Children who are left untreated may suffer from one or more of the following associated problems:
- Open mouth posture
- Tongue may be pulled to one side or the other
- Suck/swallow may be affected
- Shortening of other neck or trunk muscles can occur
- Facial asymmetry can occur
- Feeding issues may occur
- Fisting of hands, decreased strength, unequal weight bearing for crawling/walking, child may be perceived as clumsy
How Will A Therapist Treat My Child for Torticollis/Plagiocephaly?
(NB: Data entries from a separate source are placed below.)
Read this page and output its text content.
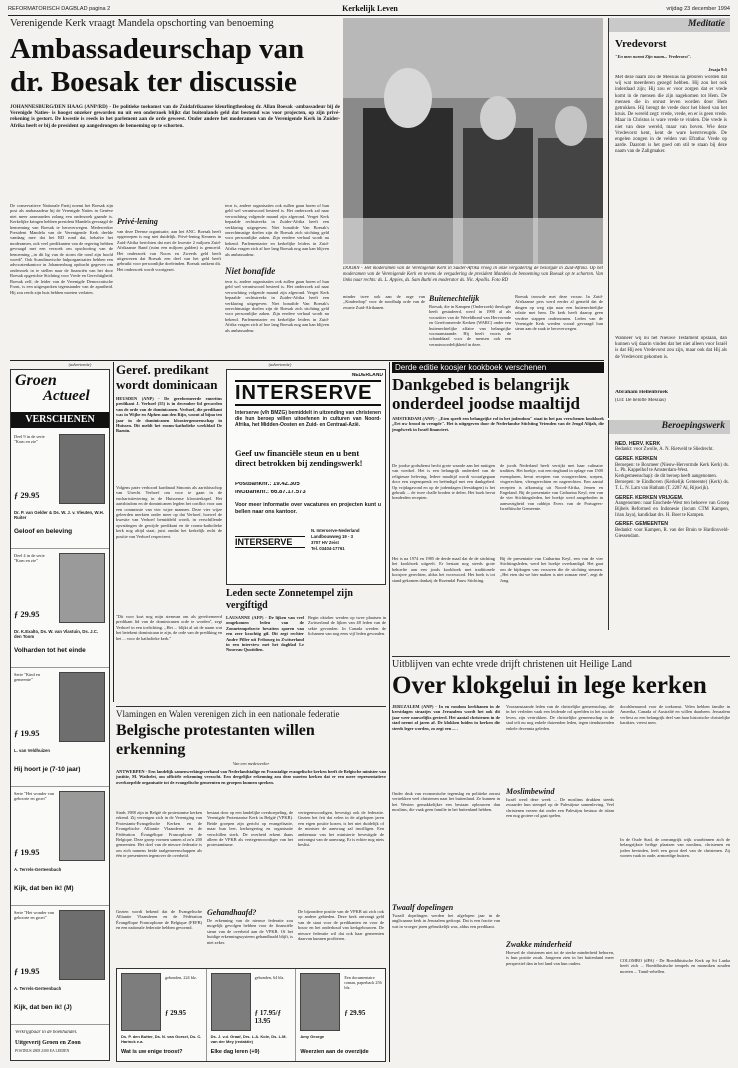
REFORMATORISCH DAGBLAD pagina 2	Kerkelijk Leven	vrijdag 23 december 1994
Verenigende Kerk vraagt Mandela opschorting van benoeming
Ambassadeurschap van dr. Boesak ter discussie
JOHANNESBURG/DEN HAAG (ANP/RD) - De politieke toekomst van de Zuidafrikaanse kleurlingtheoloog dr. Allan Boesak -ambassadeur bij de Verenigde Naties- is hoogst onzeker geworden nu uit een onderzoek blijkt dat buitenlands geld dat bestemd was voor projecten, op zijn privé-rekening is gestort. De kwestie is reeds in het parlement aan de orde geweest. Onder andere het moderamen van de Verenigende Kerk in Zuider-Afrika heeft er bij de president op aangedrongen de benoeming op te schorten.
De conservatieve Nationale Partij noemt het Boesak zijn post als ambassadeur bij de Verenigde Naties in Genève niet meer aanvaarden zolang een onderzoek gaande is. Kerkelijke kringen hebben president Mandela gevraagd de benoeming van Boesak te heroverwegen. Medewerker President Mandela van de Verenigende Kerk deelde vandaag mee dat het RD rond dat, behalve het moderamen, ook veel predikanten van de regering hebben gevraagd met een verzoek om opschorting van de benoeming ,,in dit lig van de storm die rond zijn hoofd woedt''. Ook Scandinavische hulporganisaties hebben een advocatenkantoor in Johannesburg opdracht gegeven om onderzoek in te stellen naar de financiën van het door Boesak opgerichte Stichting voor Vrede en Gerechtigheid. Boesak zelf, de leider van de Verenigde Democratische Front, is een uitgesproken tegenstander van de apartheid. Hij zou reeds zijn huis hebben moeten verlaten.
Privé-lening
van deze Deense organisatie, aan het ANC. Boesak heeft opgeroepen is nog niet duidelijk. Privé-lening Kenners in Zuid-Afrika berichten dat met de kwestie 2 miljoen Zuid-Afrikaanse Rand (ruim een miljoen gulden) is gemoeid. Het onderzoek van Noors en Zweeds geld heeft uitgewezen dat Boesak een deel van het geld heeft gebruikt voor persoonlijke doeleinden. Boesak ontkent dit. Het onderzoek wordt voortgezet.
tecn is, andere organisaties ook zullen gaan horen of hun geld wel verantwoord besteed is. Het onderzoek zal naar verwachting volgende maand zijn afgerond. Verget Kerk bepaalde rechtstreeks in Zuider-Afrika heeft een verklaring uitgegeven. Niet bonafide Van Boesak's onrechtmatige doelen zijn de Boesak zich stichting geld voor persoonlijke zaken. Zijn eerdere verhaal wordt nu bekend. Parlementarier en kerkelijke leiders in Zuid-Afrika vragen zich af hoe lang Boesak nog aan kan blijven als ambassadeur.
Niet bonafide
tecn is, andere organisaties ook zullen gaan horen of hun geld wel verantwoord besteed is. Het onderzoek zal naar verwachting volgende maand zijn afgerond. Verget Kerk bepaalde rechtstreeks in Zuider-Afrika heeft een verklaring uitgegeven. Niet bonafide Van Boesak's onrechtmatige doelen zijn de Boesak zich stichting geld voor persoonlijke zaken. Zijn eerdere verhaal wordt nu bekend. Parlementarier en kerkelijke leiders in Zuid-Afrika vragen zich af hoe lang Boesak nog aan kan blijven als ambassadeur.
DOORN - Het moderamen van de Verenigende Kerk in Suider-Afrika vroeg in onze vergadering de bezorgde in Zuid-Afrika. Op het moderamen van de Verenigende Kerk en tevens de vergadering de president Mandela de benoeming van Boesak op te schorten. Van links naar rechts: ds. L. Appies, ds. Sam Buthi en moderator ds. Nic. Apollis. Foto RD
minder twee ook aan de orge van ,,Kinderdorp'' voor de noodhulp orde van de zwarte Zuid-Afrikanen.
Buitenechtelijk
Boesak, die in Kampen (Onderzoek) theologie heeft gestudeerd, werd in 1990 al als voorzitter van de Wereldbond van Hervormde en Gereformeerde Kerken (WARC) onder een buitenechtelijke affaire van belangrijke vooraanstaande. Hij heeft voorts de schanddaad voor de mensen ook een verantwoordelijkheid in deze.
Boesak trouwde met deze vrouw. In Zuid-Afrikaanse pers werd eerder al gemeld dat de dingen op weg zijn naar een buitenechtelijke relatie met hem. De kerk heeft daarop geen verdere stappen ondernomen. Leden van de Verenigde Kerk werden vooral gevraagd hun steun aan de zaak te heroverwegen.
Meditatie
Vredevorst
"En men noemt Zijn naam... Vredevorst".
Jesaja 9:5
Met deze naam zou de Messias na geboren worden dat wij wat meerderen gezegd hebben. Hij zou het ook inderdaad zijn; Hij zou er voor zorgen dat er vrede komt in de mensen die zijn nagekomen tot Hem. De mensen die in onrust leven worden door Hem getrokken. Hij brengt de vrede door het bloed van het kruis. De wereld zegt: vrede, vrede, en er is geen vrede. Maar in Christus is ware vrede te vinden. Die vrede is niet van deze wereld, maar van boven. Wie deze Vredevorst kent, kent de ware kerstvreugde. De engelen zongen in de velden van Efratha: Vrede op aarde. Daarom is het goed om stil te staan bij deze naam van de Zaligmaker.
Wanneer wij nu het Nieuwe Testament opslaan, dan kunnen wij daarin vinden dat het niet alleen voor Israël is dat Hij een Vredevorst zou zijn, maar ook dat Hij als de Vredevorst gekomen is.
Abraham Hellenbroek
(Uit: De belofte Messias)
Beroepingswerk
NED. HERV. KERK
Bedankt: voor Zwolle, A. N. Rietveld te Sliedrecht.
GEREF. KERKEN
Beroepen: te Boxmeer (Nieuw-Hervormde Kerk Kerk) ds. L. Ph. Kappelhof te Amsterdam-West.
Kerkgemeenschap): de dit beroep heeft aangenomen.
Beroepen: te Eindhoven (Kerkelijk Gemeente) (Kerk) ds. T. L. N. Lam van Hatham (T. 2287 Al, Rijswijk).
GEREF. KERKEN VRIJGEM.
Aangenomen: naar Enschede-West ten behoeve van Groep Bijbels Reformed en Indonesie (locum CTM Kampen, Irian Jaya), kandidaat drs. H. Boer te Kampen.
GEREF. GEMEENTEN
Bedankt: voor Kampen, R. van der Bruin te Hardinxveld-Giessendam.
(advertentie)
Groen
Actueel
VERSCHENEN
Deel 9 in de serie "Kom en zie"
ƒ 29.95
Dr. P. van Gelder & Ds. W. J. v. Vleuten, W.H. Ruiter
Geloof en beleving
Deel 4 in de serie "Kom en zie"
ƒ 29.95
Dr. K.Exalto, Ds. W. van Vlastuin, Ds. J.C. den Toom
Volharden tot het einde
Serie "Kind en gemeente"
ƒ 19.95
L. van Veldhuizen
Hij hoort je (7-10 jaar)
Serie "Het wonder van geboorte en groei"
ƒ 19.95
A. Terrels-Gerteenbach
Kijk, dat ben ik! (M)
Serie "Het wonder van geboorte en groei"
ƒ 19.95
A. Terrels-Gerteenbach
Kijk, dat ben ik! (J)
Verkrijgbaar in de boekhandel.
Uitgeverij Groen en Zoon
POSTBUS 2808 2300 EA LEIDEN
Geref. predikant
wordt dominicaan
HEUSDEN (ANP) - De gereformeerde emeritus predikant J. Verhoef (55) is in december lid geworden van de orde van de dominicanen. Verhoef, die predikant was in Wijhe en Alphen aan den Rijn, woont al bijna ten jaar in de dominicanen kloostergemeenschap in Huissen. Dit meldt het rooms-katholieke weekblad De Bazuin.
Volgens pater verhoord kardinaal Simonis als aartsbisschop van Utrecht Verhoef om voor te gaan in de eucharistieviering in de Huissense kloosterkapel. Het aartsbisdom en de dominicanen legden het conflict voor aan een commissie van vier wijze mannen. Deze vier wijze geleerden merkten onder meer op dat Verhoef, hoewel de kwestie van Verhoef bemiddeld wordt, in verschillende opvattingen de gewijde predikant en de rooms-katholieke kerk nog altijd staat, juist omdat het kerkelijk recht de positie van Verhoef respecteert.
"Dit voor kort nog mijn stemvan om als gereformeerd predikant lid van de dominicanen orde te worden", zegt Verhoef in een toelichting. ,,Het ... blijkt al uit de naam wat het betekent dominicaan te zijn, de orde van de prediking en het ... voor de katholieke kerk."
(advertentie)
NEDERLAND
INTERSERVE
Interserve (v/h BMZG) bemiddelt in uitzending van christenen die hun beroep willen uitoefenen in culturen van Noord-Afrika, het Midden-Oosten en Zuid- en Centraal-Azië.
Geef uw financiële steun en u bent direct betrokken bij zendingswerk!
Postbanknr.: 19.42.305
INGbanknr.: 66.87.17.573
Voor meer informatie over vacatures en projecten kunt u bellen naar ons kantoor.
INTERSERVE
N. Interserve-Nederland
Landbouwweg 19 - 3
3707 HV Zeist
Tel. 03404-17761
Leden secte Zonnetempel zijn vergiftigd
LAUSANNE (AFP) - De lijken van veel omgekomen leden van de Zonnetempelsecte bevatten sporen van een zeer krachtig gif. Dit zegt rechter Andre Piller uit Fribourg in Zwitserland in een interview met het dagblad Le Nouveau Quotidien.
Begin oktober werden op twee plaatsen in Zwitserland de lijken van 48 leden van de sekte gevonden. In Canada werden de lichamen van nog eens vijf leden gevonden.
Derde editie koosjer kookboek verschenen
Dankgebed is belangrijk onderdeel joodse maaltijd
AMSTERDAM (ANP) - ,,Eten speelt een belangrijke rol in het jodendom'' staat in het pas verschenen kookboek ,,Eet uw brood in vreugde''. Het is uitgegeven door de Nederlandse Stichting Vrienden van de Jeugd Alijah, die jeugdwerk in Israël financiert.
De joodse godsdienst hecht grote waarde aan het nuttigen van voedsel. Het is een belangrijk onderdeel van de religieuze beleving. Iedere maaltijd wordt voorafgegaan door een zegenspreuk en beëindigd met een dankgebed. Op vrijdagavond en op de jodendagen (feestdagen) is het gebruik ... de twee challe broden te delen. Het boek bevat honderden recepten.
Het is na 1974 en 1985 de derde maal dat de de stichting het kookboek uitgeeft. Er bestaat nog steeds grote behoefte aan een joods kookboek met traditionele koosjere gerechten, aldus het voorwoord. Het boek is tot stand gekomen dankzij de Rozendal Pauw Stichting.
de joods Nederland heeft verrijkt met haar culinaire tradities. Het boekje, wat een ringband in oplage van 1500 exemplaren, bevat recepten van voorgerechten, soepen, visgerechten, vleesgerechten en nagerechten. Een aantal recepten is afkomstig uit Noord-Afrika, Jemen en Engeland. Bij de presentatie van Catharina Keyl, een van de vier Stichtingsleden, het boekje werd aangeboden in aanwezigheid van rabbijn Evers van de Portugees-Israëlitische Gemeente.
Bij de presentatie van Catharina Keyl, een van de vier Stichtingsleden, werd het boekje overhandigd. Het gaat om de bijdragen van vrouwen die de stichting steunen. ,,Het eten dat we hier maken is niet zomaar eten'', zegt de Jong.
Vlamingen en Walen verenigen zich in een nationale federatie
Belgische protestanten willen erkenning
Van een medewerker
ANTWERPEN - Een landelijk samenwerkingsverband van Nederlandstalige en Franstalige evangelische kerken heeft de Belgische minister van justitie, M. Wathelet, om officiële erkenning verzocht. Een dergelijke erkenning zou deze moeten kerken dat er een meer representatieve overkoepelde organisatie tot de evangelische gemeenten en groepen kunnen spreken.
Sinds 1988 zijn in België de protestantse kerken erkend. Zij verenigen zich in de Vereniging van Protestants-Evangelische Kerken en de Evangelische Alliantie Vlaanderen en de Fédération Évangélique Francophone de Belgique. Deze groep vormen samen al zo'n 200 gemeenten. Het doel van de nieuwe federatie is om zich namens beide taalgemeenschappen als één te presenteren tegenover de overheid.
Gezien wordt bekend dat de Evangelische Alliantie Vlaanderen en de Fédération Évangélique Francophone de Belgique (FEFB) en een nationale federatie hebben gevormd.
bestaat door op een landelijke overkoepeling, de Verenigde Protestantse Kerk in België (VPKB). Beide groepen zijn gericht op evangelisatie, maar hun leer, kerkregering en organisatie verschillen sterk. De overheid erkent thans alleen de VPKB als vertegenwoordiger van het protestantisme.
Gehandhaafd?
De erkenning van de nieuwe federatie zou mogelijk gevolgen hebben voor de financiële steun van de overheid aan de VPKB. Of het huidige erkenningssysteem gehandhaafd blijft, is niet zeker.
vertegenwoordigen, bevestigt ook de federatie. Gezien het feit dat velen in de afgelopen jaren een eigen positie kozen, is het niet duidelijk of de minister de aanvraag zal inwilligen. Een ambtenaar van het ministerie bevestigde de ontvangst van de aanvraag. Er is echter nog niets beslist.
De bijzondere positie van de VPKB uit zich ook op andere gebieden. Deze kerk ontvangt geld van de staat voor de predikanten en voor de bouw en het onderhoud van kerkgebouwen. De nieuwe federatie wil dat ook haar gemeenten daarvan kunnen profiteren.
Uitblijven van echte vrede drijft christenen uit Heilige Land
Over klokgelui in lege kerken
JERUZALEM (ANP) - In en rondom kerkhanen in de kerstdagen straatjes van Jeruzalem wordt het ook dit jaar weer nauwelijks gevierd. Het aantal christenen in de stad neemt al jaren af. De klokken luiden in kerken die steeds leger worden, zo zegt een ... .
Onder druk van economische tegenslag en politieke onrust vertrekken veel christenen naar het buitenland. Ze kunnen in het Westen gemakkelijker een bestaan opbouwen dan moslims, die vaak geen familie in het buitenland hebben.
Twaalf dopelingen
Twaalf dopelingen werden het afgelopen jaar in de anglicaanse kerk in Jeruzalem gedoopt. Dat is een fractie van wat in vroeger jaren gebruikelijk was, aldus een predikant.
Vooraanstaande leden van de christelijke gemeenschap, die in het verleden vaak een leidende rol speelden in het sociale leven, zijn vertrokken. De christelijke gemeenschap in de stad telt nu nog enkele duizenden leden, tegen tienduizenden enkele decennia geleden.
Moslimbewind
Israël werd deze week ... De moslims drukken steeds zwaarder hun stempel op de Palestijnse samenleving. Veel christenen vrezen dat onder een Palestijns bestuur de islam een nog grotere rol gaat spelen.
Zwakke minderheid
Hoewel de christenen niet tot de sterke minderheid behoren, is hun positie zwak. Jongeren zien in het buitenland meer perspectief dan in het land van hun ouders.
doodsbenauwd voor de toekomst. Velen hebben familie in Amerika, Canada of Australië en willen daarheen. Jeruzalem verliest zo een belangrijk deel van haar historische christelijke karakter, vreest men.
In de Oude Stad, de omvangrijk wijk waarbinnen zich de belangrijkste heilige plaatsen van moslims, christenen en joden bevinden, leeft een groot deel van de christenen. Zij wonen vaak in oude, armoedige huizen.
COLOMBO (dPA) - De Boeddhistische Kerk op Sri Lanka heeft zich ... Boeddhistische tempels en monniken zouden moeten ... Tamil-rebellen.
gebonden, 224 blz.
ƒ 29.95
Ds. P. den Butter, Ds. N. van Gorsel, Ds. C. Harinck e.a.
Wat is uw enige troost?
gebonden, 64 blz.
ƒ 17.95/ƒ 13.95
Ds. J. v.d. Graaf, Drs. L.A. Kole, Ds. L.M. van der Mey (redaktie)
Elke dag leren (+9)
Een documentaire roman, paperback 256 blz.
ƒ 29.95
Amy George
Weerzien aan de overzijde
Your therapist will work with your family to show you simple stretching exercises for your baby that include both passive and active range of motion. They will demonstrate proper positioning both while in equipment (car seats, high chairs, swing) and when being held so you can encourage proper alignment and stretching of your child’s neck, trunk and hips. They will show you ways to incorporate age appropriate tummy time, how to work on sitting and transitioning in and out of different positions (sit to crawl, kneel to stand, etc) and exercises that promote reaching upwards to obtain toys. They may also teach you massage techniques. Studies that have looked at neck range of motion report that the outcomes show good to excellent results for children who began treatment before age one. The goals are for a child to achieve full range of motion in his neck, trunk and extremities, gain active symmetrical head rotation to each side, have good head to trunk alignment during play, have equal strength on both sides of the body, as well as good symmetry.